Saturday, May 28, 2005

Bush Administration Rejects Latest Request For Trade Case on China

Associated Press May 27, 2005 6:48 p.m.

WASHINGTON -- The Bush administration on Friday turned down the latest request for a trade case to be brought against China over its currency system.

U.S. Trade Representative Rob Portman rejected a petition filed in April by House and Senate members asking the administration to use a provision in U.S. trade law, known as Section 301, that allows economic sanctions to be used against unfair trade practices.

"We do not believe that a Section 301 action is appropriate or a productive way" to achieve the goal of a flexible Chinese currency system, Mr. Portman's spokesman Richard Mills said in a statement.

The decision came a little more than a week after the Treasury Department refused in a report to Congress to cite China as a country that manipulates its currency to gain trade advantages.
The petition filed by lawmakers, including Rep. Benjamin Cardin, the top Democrat on the Ways and Means trade subcommittee, had raised the same arguments as U.S. manufacturers: that China is unfairly manipulating its currency to gain trade advantages by retaining for the past decade a system that links the yuan to the U.S. dollar at a fixed value of 8.28 yuan to the dollar.

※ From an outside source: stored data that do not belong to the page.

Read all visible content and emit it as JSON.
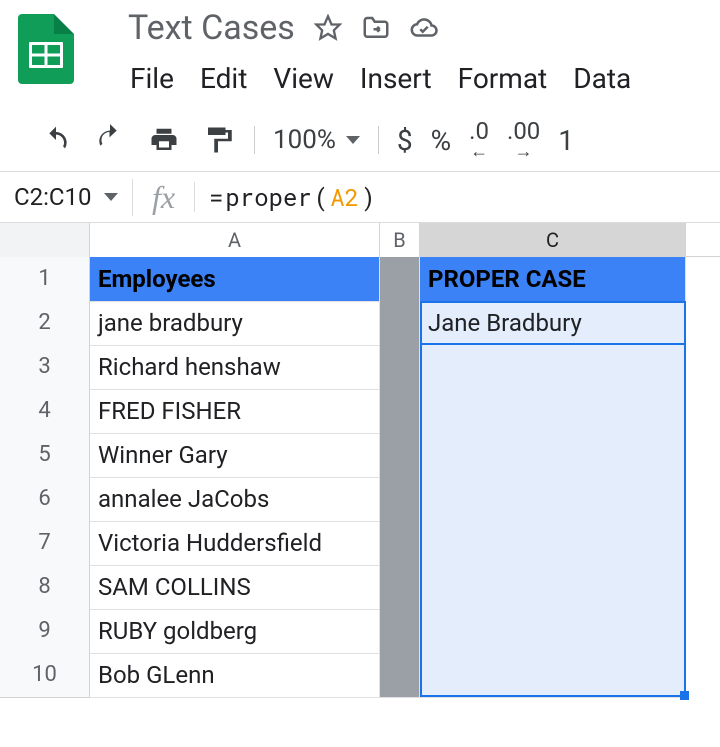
{
  "header": {
    "doc_title": "Text Cases"
  },
  "menu": {
    "items": [
      "File",
      "Edit",
      "View",
      "Insert",
      "Format",
      "Data"
    ]
  },
  "toolbar": {
    "zoom": "100%",
    "currency": "$",
    "percent": "%",
    "dec_dec": ".0",
    "inc_dec": ".00",
    "trailing": "1"
  },
  "formula_bar": {
    "name_box": "C2:C10",
    "fx_label": "fx",
    "formula_eq": "=",
    "formula_fn": "proper",
    "formula_paren_open": "(",
    "formula_ref": "A2",
    "formula_paren_close": ")"
  },
  "sheet": {
    "columns": [
      "A",
      "B",
      "C"
    ],
    "selected_column": "C",
    "rows": [
      {
        "n": 1,
        "a": "Employees",
        "c": "PROPER CASE",
        "header": true
      },
      {
        "n": 2,
        "a": "jane bradbury",
        "c": "Jane Bradbury"
      },
      {
        "n": 3,
        "a": "Richard henshaw",
        "c": ""
      },
      {
        "n": 4,
        "a": "FRED FISHER",
        "c": ""
      },
      {
        "n": 5,
        "a": "Winner Gary",
        "c": ""
      },
      {
        "n": 6,
        "a": "annalee JaCobs",
        "c": ""
      },
      {
        "n": 7,
        "a": "Victoria Huddersfield",
        "c": ""
      },
      {
        "n": 8,
        "a": "SAM COLLINS",
        "c": ""
      },
      {
        "n": 9,
        "a": "RUBY goldberg",
        "c": ""
      },
      {
        "n": 10,
        "a": "Bob GLenn",
        "c": ""
      }
    ]
  }
}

American manufacturers contend this has undervalued the yuan by as much as 40%, making Chinese products cheaper in the U.S. market and American goods more expensive in China.

Critics blame China's currency system for contributing to the loss of three million U.S. manufacturing jobs over the past five years. They also blame China's system for a soaring trade deficit that hit a record $617 billion last year, including a $162 billion imbalance just with China, the largest ever with a single country.

Friday's announcement marked the third time the administration has turned down a request for the U.S. to bring a trade case against China over the issue before the World Trade Organization. It rejected an earlier petition from lawmakers last November and before that turned down a petition by a group of unions and manufacturing companies that had sought to pressure the administration in the closing weeks of the presidential campaign.

In rejecting the latest petition, Mr. Mills said the administration shared the goals of the petitioners for a "flexible, market-based exchange rate system" in China but continued to feel there were better ways to achieve that goal than by filing a trade case.

Treasury Secretary John Snow, testifying before Congress on the issue Thursday, predicted that China would move to make its currency system more flexible over the next five months, before the administration's next report on the issue to Congress in October.

The administration, which initially argued that China should allow its currency to float freely with its value set by global currency markets, now contends that such a move would be too disruptive in the near term. It argues that an interim step should be taken.

While the administration has not specified what that step would be, currency experts say China could link the yuan's value to a group of currencies from other countries, not just the dollar, or it could create a band within which the currency could trade.